Il attire la jeune femme dans un guet-apens et la tue avant de l'enterrer dans un terrain vague. Et il récupère le magot. Une fois converti, cet or permet au tueur et à son épouse d'alors, Monique Olivier - qui comparaît pour complicité et recel - d'acheter notamment le château de Sautou, dans les Ardennes, et une maison à Sart-Custinne (Belgique), ainsi que deux véhicules. Ce qui reste du butin est enterré dans le jardin de la maison de Sart-Custinne. Il sera retrouvé par les enquêteurs. Alors que Monique Olivier, présente lors du guet-apens, "reconnaît l'intégralité des faits qui lui sont reprochés" selon son avocat Richard Delgenes, il n'en est pas tout à fait de même pour son ex-mari. Fourniret reconnaît l'assassinat, mais se dit innocent pour le recel, n'ayant "jamais eu connaissance de l'origine des fonds", assure son avocat Grégory Vavasseur, interrogé à quelques jours du procès.

A l'audience, assure-t-il, son client aujourd'hui âgé de 76 ans "compte collaborer mais dans la limite de ses possibilités.
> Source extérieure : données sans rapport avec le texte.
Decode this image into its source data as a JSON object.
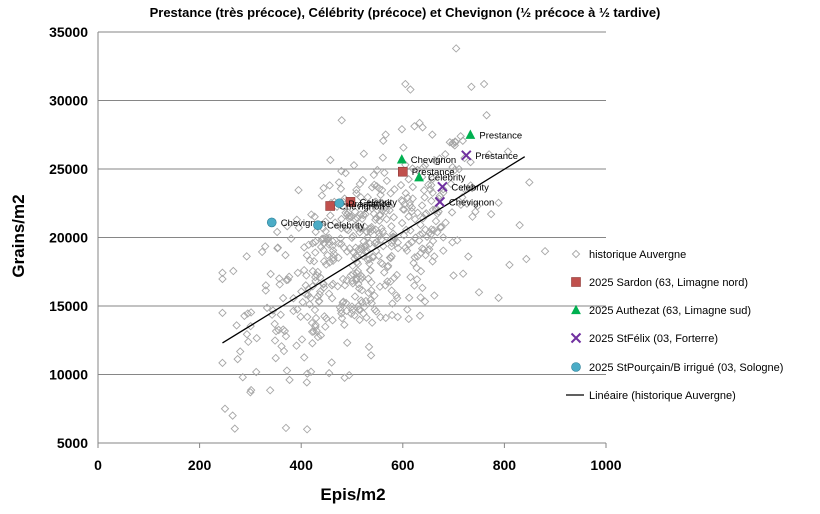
{
  "chart_data": {
    "type": "scatter",
    "title": "Prestance (très précoce), Célébrity (précoce) et Chevignon (½ précoce à ½ tardive)",
    "xlabel": "Epis/m2",
    "ylabel": "Grains/m2",
    "xlim": [
      0,
      1000
    ],
    "ylim": [
      5000,
      35000
    ],
    "x_ticks": [
      0,
      200,
      400,
      600,
      800,
      1000
    ],
    "y_ticks": [
      5000,
      10000,
      15000,
      20000,
      25000,
      30000,
      35000
    ],
    "x_tick_labels": [
      "0",
      "200",
      "400",
      "600",
      "800",
      "1000"
    ],
    "y_tick_labels": [
      "5000",
      "10000",
      "15000",
      "20000",
      "25000",
      "30000",
      "35000"
    ],
    "grid": "horizontal",
    "legend_position": "right",
    "colors": {
      "historique": "#a6a6a6",
      "sardon": "#c0504d",
      "authezat": "#00b050",
      "stfelix": "#7030a0",
      "stpourcain": "#4bacc6",
      "trend": "#000000",
      "grid": "#868686"
    },
    "historique_generator": {
      "count": 520,
      "note": "approximation of the historical Auvergne cloud",
      "x_mean": 530,
      "x_sd": 115,
      "y_base": 9200,
      "y_slope": 18.5,
      "y_sd": 3200
    },
    "historique_extra_points": [
      [
        705,
        33800
      ],
      [
        605,
        31200
      ],
      [
        760,
        31200
      ],
      [
        735,
        31000
      ],
      [
        615,
        30800
      ],
      [
        250,
        7500
      ],
      [
        265,
        7000
      ],
      [
        370,
        6100
      ],
      [
        300,
        8700
      ],
      [
        285,
        9800
      ],
      [
        830,
        20900
      ],
      [
        810,
        18000
      ],
      [
        880,
        19000
      ],
      [
        750,
        16000
      ],
      [
        455,
        10100
      ]
    ],
    "series": [
      {
        "name": "historique Auvergne",
        "marker": "diamond-open",
        "color": "#a6a6a6"
      },
      {
        "name": "2025 Sardon (63, Limagne nord)",
        "marker": "square",
        "color": "#c0504d",
        "points": [
          {
            "x": 600,
            "y": 24800,
            "label": "Prestance"
          },
          {
            "x": 497,
            "y": 22600,
            "label": "Celebrity"
          },
          {
            "x": 457,
            "y": 22300,
            "label": "Chevignon"
          }
        ]
      },
      {
        "name": "2025 Authezat (63, Limagne sud)",
        "marker": "triangle",
        "color": "#00b050",
        "points": [
          {
            "x": 733,
            "y": 27500,
            "label": "Prestance"
          },
          {
            "x": 598,
            "y": 25700,
            "label": "Chevignon"
          },
          {
            "x": 632,
            "y": 24400,
            "label": "Celebrity"
          }
        ]
      },
      {
        "name": "2025 StFélix (03, Forterre)",
        "marker": "x",
        "color": "#7030a0",
        "points": [
          {
            "x": 725,
            "y": 26000,
            "label": "Prestance"
          },
          {
            "x": 678,
            "y": 23700,
            "label": "Celebrity"
          },
          {
            "x": 673,
            "y": 22600,
            "label": "Chevignon"
          }
        ]
      },
      {
        "name": "2025 StPourçain/B irrigué (03, Sologne)",
        "marker": "circle",
        "color": "#4bacc6",
        "points": [
          {
            "x": 342,
            "y": 21100,
            "label": "Chevignon"
          },
          {
            "x": 433,
            "y": 20900,
            "label": "Celebrity"
          },
          {
            "x": 475,
            "y": 22500,
            "label": "Prestance"
          }
        ]
      },
      {
        "name": "Linéaire (historique Auvergne)",
        "type": "trendline",
        "color": "#000000",
        "x": [
          245,
          840
        ],
        "y": [
          12300,
          25900
        ]
      }
    ]
  }
}
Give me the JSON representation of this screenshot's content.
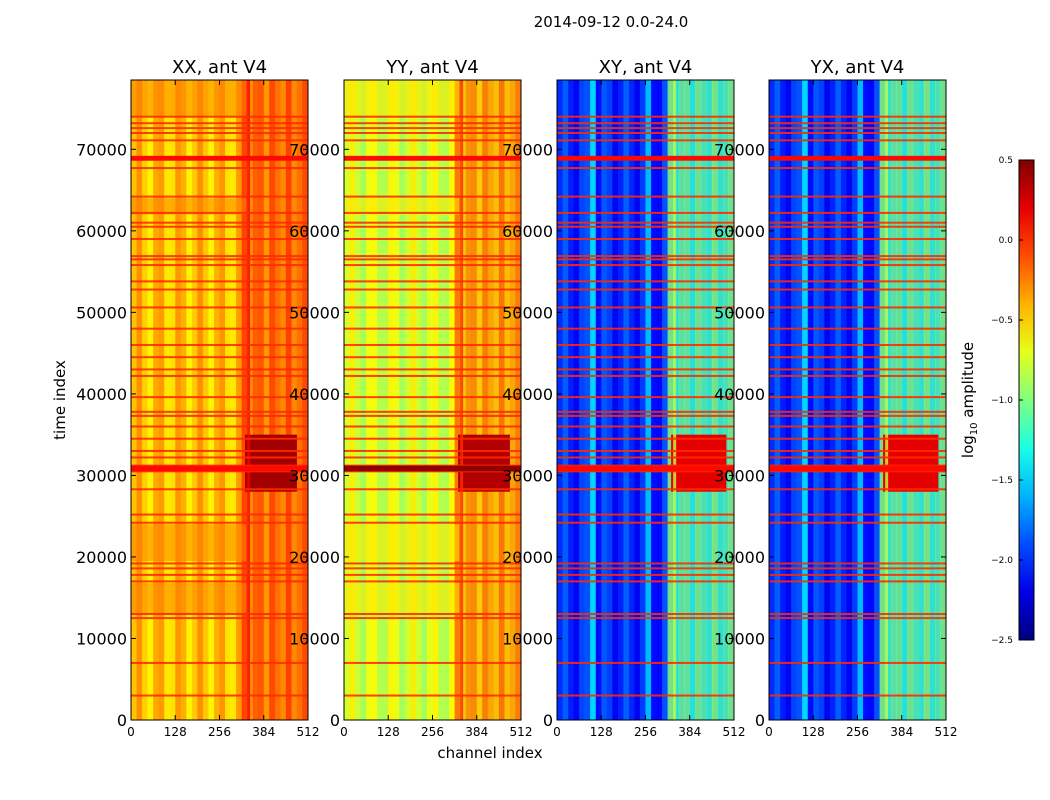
{
  "figure": {
    "suptitle": "2014-09-12 0.0-24.0",
    "xlabel": "channel index",
    "ylabel": "time index"
  },
  "chart_data": [
    {
      "type": "heatmap",
      "title": "XX, ant V4",
      "kind": "autocorr",
      "x_ticks": [
        0,
        128,
        256,
        384,
        512
      ],
      "y_ticks": [
        0,
        10000,
        20000,
        30000,
        40000,
        50000,
        60000,
        70000
      ],
      "xlim": [
        0,
        512
      ],
      "ylim": [
        0,
        78500
      ],
      "base_level": -0.45,
      "right_band_level": -0.15,
      "bright_region": {
        "channel_range": [
          330,
          480
        ],
        "time_range": [
          28000,
          35000
        ],
        "level": 0.4
      }
    },
    {
      "type": "heatmap",
      "title": "YY, ant V4",
      "kind": "autocorr",
      "x_ticks": [
        0,
        128,
        256,
        384,
        512
      ],
      "y_ticks": [
        0,
        10000,
        20000,
        30000,
        40000,
        50000,
        60000,
        70000
      ],
      "xlim": [
        0,
        512
      ],
      "ylim": [
        0,
        78500
      ],
      "base_level": -0.75,
      "right_band_level": -0.3,
      "bright_region": {
        "channel_range": [
          330,
          480
        ],
        "time_range": [
          28000,
          35000
        ],
        "level": 0.35
      }
    },
    {
      "type": "heatmap",
      "title": "XY, ant V4",
      "kind": "crosscorr",
      "x_ticks": [
        0,
        128,
        256,
        384,
        512
      ],
      "y_ticks": [
        0,
        10000,
        20000,
        30000,
        40000,
        50000,
        60000,
        70000
      ],
      "xlim": [
        0,
        512
      ],
      "ylim": [
        0,
        78500
      ],
      "base_level": -2.0,
      "right_band_level": -1.1,
      "bright_region": {
        "channel_range": [
          330,
          490
        ],
        "time_range": [
          28000,
          35000
        ],
        "level": 0.2
      }
    },
    {
      "type": "heatmap",
      "title": "YX, ant V4",
      "kind": "crosscorr",
      "x_ticks": [
        0,
        128,
        256,
        384,
        512
      ],
      "y_ticks": [
        0,
        10000,
        20000,
        30000,
        40000,
        50000,
        60000,
        70000
      ],
      "xlim": [
        0,
        512
      ],
      "ylim": [
        0,
        78500
      ],
      "base_level": -2.0,
      "right_band_level": -1.1,
      "bright_region": {
        "channel_range": [
          330,
          490
        ],
        "time_range": [
          28000,
          35000
        ],
        "level": 0.2
      }
    }
  ],
  "flagged_times": [
    3000,
    7000,
    12500,
    13000,
    17000,
    17800,
    18600,
    19200,
    24200,
    25200,
    28300,
    30500,
    31200,
    32200,
    33000,
    34500,
    36000,
    37300,
    37800,
    39600,
    42200,
    43000,
    44500,
    46000,
    48000,
    50600,
    52800,
    53800,
    55800,
    56500,
    56900,
    59000,
    60500,
    61000,
    62200,
    64200,
    67700,
    68800,
    69000,
    71100,
    72000,
    72600,
    73200,
    74000
  ],
  "colorbar": {
    "label_prefix": "log",
    "label_sub": "10",
    "label_suffix": " amplitude",
    "range": [
      -2.5,
      0.5
    ],
    "ticks": [
      "0.5",
      "0.0",
      "−0.5",
      "−1.0",
      "−1.5",
      "−2.0",
      "−2.5"
    ],
    "tick_values": [
      0.5,
      0.0,
      -0.5,
      -1.0,
      -1.5,
      -2.0,
      -2.5
    ],
    "colormap": "jet"
  }
}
Or depuis quelques temps, sa mémoire est légèrement altérée et les faits sont vieux de 30 ans...", note le conseil. Au grand dam des membres de la famille Hammiche qui n'ont pu donner de sépulture à leur proche, faute de corps, déplore leur avocate Yolaine Bancarel-Lancien. Ce procès sera surtout pour eux une façon de "faire leur deuil". Farida Hammiche fait partie des huit femmes que le tueur a reconnu en 2004 avoir tuées. Il a récemment avoué deux autres meurtres de jeunes femmes.